Merck and Safe Water Network Launch Initiative to Improve Water Access and Help Reduce the Impact of Water-Borne Disease in India

Apr 18, 2012

Merck and Safe Water Network, announced the launch of a three-year, $1.5M partnership to increase access to safe water and reduce the impact of water-borne disease among impoverished communities in Andhra Pradesh, India. Safe Water Network is a not-for-profit organization committed to developing locally owned and operated water-purification systems that achieve lasting health impact.

This initiative addresses a critical need in India where an estimated 70 – 80 percent of the total burden of disease is related to water contamination and poor sanitation, and where more than 120,000 children under the age of five die each year from rotavirus diarrhea alone1.
"Clean water is fundamental to the world's health and to Merck's mission of fighting disease and helping the world be well. No where is this more true than in India, which faces a significant challenge related to clean water," said K. G. Ananthakrishnan, managing director, MSD India. "Our partnership with Safe Water Network is a testament of our commitment to help reduce the impact of water-related illness in India and of Merck's overall efforts to improve health globally."
Building on Safe Water Network's field activities in the area, this collaboration will provide clean water to additional villages in Andhra Pradesh and develop demand generation programs that seek to increase household usage. Together, Merck and Safe Water Network will also work to increase awareness of the importance of clean water and hygiene to drive behavior change.
The campaigns will be assessed to measure the impact on safe water usage and improved health.
"This partnership aims to expand the impact of our safe-water projects," said Kurt Soderlund, chief executive officer, Safe Water Network. "It will accelerate our work to develop solutions that can be broadly replicated. The initiative demonstrates how companies like Merck can play an important role in developing solutions to global water challenges."
This collaboration is aligned with Merck's commitment to addressing access to clean water, a key component of the company's corporate responsibility approach. A signatory to the UN's CEO Water Mandate, Merck will apply its core business expertise, advocacy efforts and employee social responsibility programs to address access to clean water in India.

About India's Water Challenge

India faces significant water and sanitation challenges. Seventy-five percent of the country's surface water is contaminated by human, agricultural and industrial waste2, while half of the country's population lacks access to basic sanitation3. Those living in urban slums and rural environments are most affected. In many areas of the country, a growing dependence on groundwater for drinking is associated with a rise in health problems due to fluoride, salinity, water-borne pathogens, nitrate and other contaminants found in the water. In Andhra Pradesh, only 31 percent4 of households treat their water before use, and 43 percent5 of children under the age of five are stunted, a common result of frequent episodes of diarrhea.

About the Initiative

This joint effort draws on Safe Water Network's field experience in India, Ghana and Kenya to address the operating, economic, cultural and environmental challenges to safe water access. The team will apply a rigorous method to data collection and analysis to produce effective demand generation and education methods that can be replicated at scale throughout India.
The initiative will add a dozen sites to Safe Water Network's existing field projects in Andhra Pradesh, which already provide nearly 40,000 people access to clean water. The additional sites will provide safe water access to another 20,000 - 30,000 people. Each phase of the initiative will be documented, including the data on health outcomes. Key findings will be shared with the water and sanitation sector as well as other organizations to help raise awareness to address the global water crisis.
Merck and Safe Water Network are also exploring employee volunteer opportunities as part of the partnership in the areas of health, behavior change and quality assurance. Merck's commitment complements the work of other global organizations that already bring expertise to various Safe Water Network field projects.

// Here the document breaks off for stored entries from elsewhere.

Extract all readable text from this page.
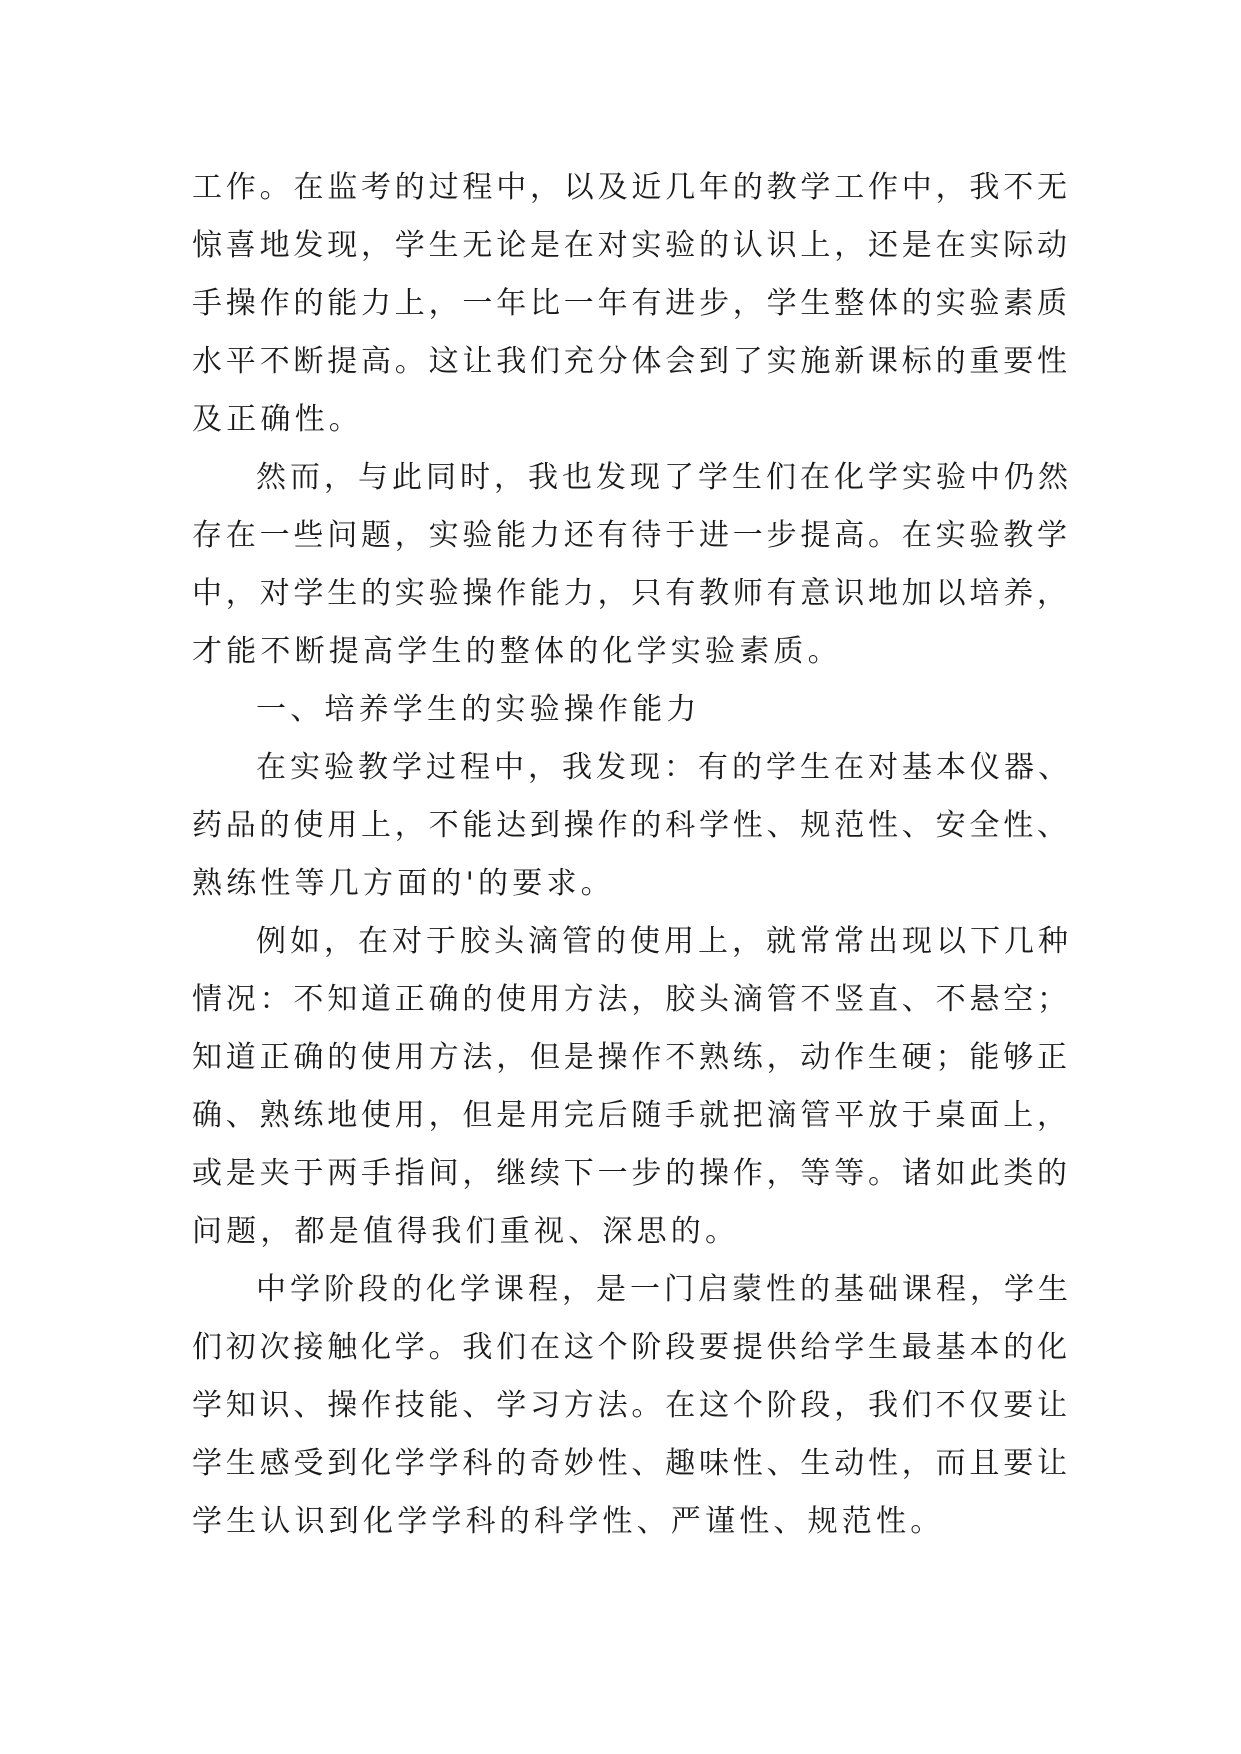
工作。在监考的过程中，以及近几年的教学工作中，我不无
惊喜地发现，学生无论是在对实验的认识上，还是在实际动
手操作的能力上，一年比一年有进步，学生整体的实验素质
水平不断提高。这让我们充分体会到了实施新课标的重要性
及正确性。
然而，与此同时，我也发现了学生们在化学实验中仍然
存在一些问题，实验能力还有待于进一步提高。在实验教学
中，对学生的实验操作能力，只有教师有意识地加以培养，
才能不断提高学生的整体的化学实验素质。
一、培养学生的实验操作能力
在实验教学过程中，我发现：有的学生在对基本仪器、
药品的使用上，不能达到操作的科学性、规范性、安全性、
熟练性等几方面的'的要求。
例如，在对于胶头滴管的使用上，就常常出现以下几种
情况：不知道正确的使用方法，胶头滴管不竖直、不悬空；
知道正确的使用方法，但是操作不熟练，动作生硬；能够正
确、熟练地使用，但是用完后随手就把滴管平放于桌面上，
或是夹于两手指间，继续下一步的操作，等等。诸如此类的
问题，都是值得我们重视、深思的。
中学阶段的化学课程，是一门启蒙性的基础课程，学生
们初次接触化学。我们在这个阶段要提供给学生最基本的化
学知识、操作技能、学习方法。在这个阶段，我们不仅要让
学生感受到化学学科的奇妙性、趣味性、生动性，而且要让
学生认识到化学学科的科学性、严谨性、规范性。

1 Tate et al. (2009). “Disease and economic burden of rotavirus diarrhoea in India.” Vaccine. Vol. 27, supplement 5.
2 “India Failing to Control Open Defecation Blunts Nation’s Growth,” Bloomberg, March 3, 2009.
3 UNICEF and World Health Organization Joint Monitoring Programme.
4 National Family Health Survey 2005‐2006 state report for Andhra Pradesh.
5 National Family Health Survey 2005‐2006 state report for Andhra Pradesh.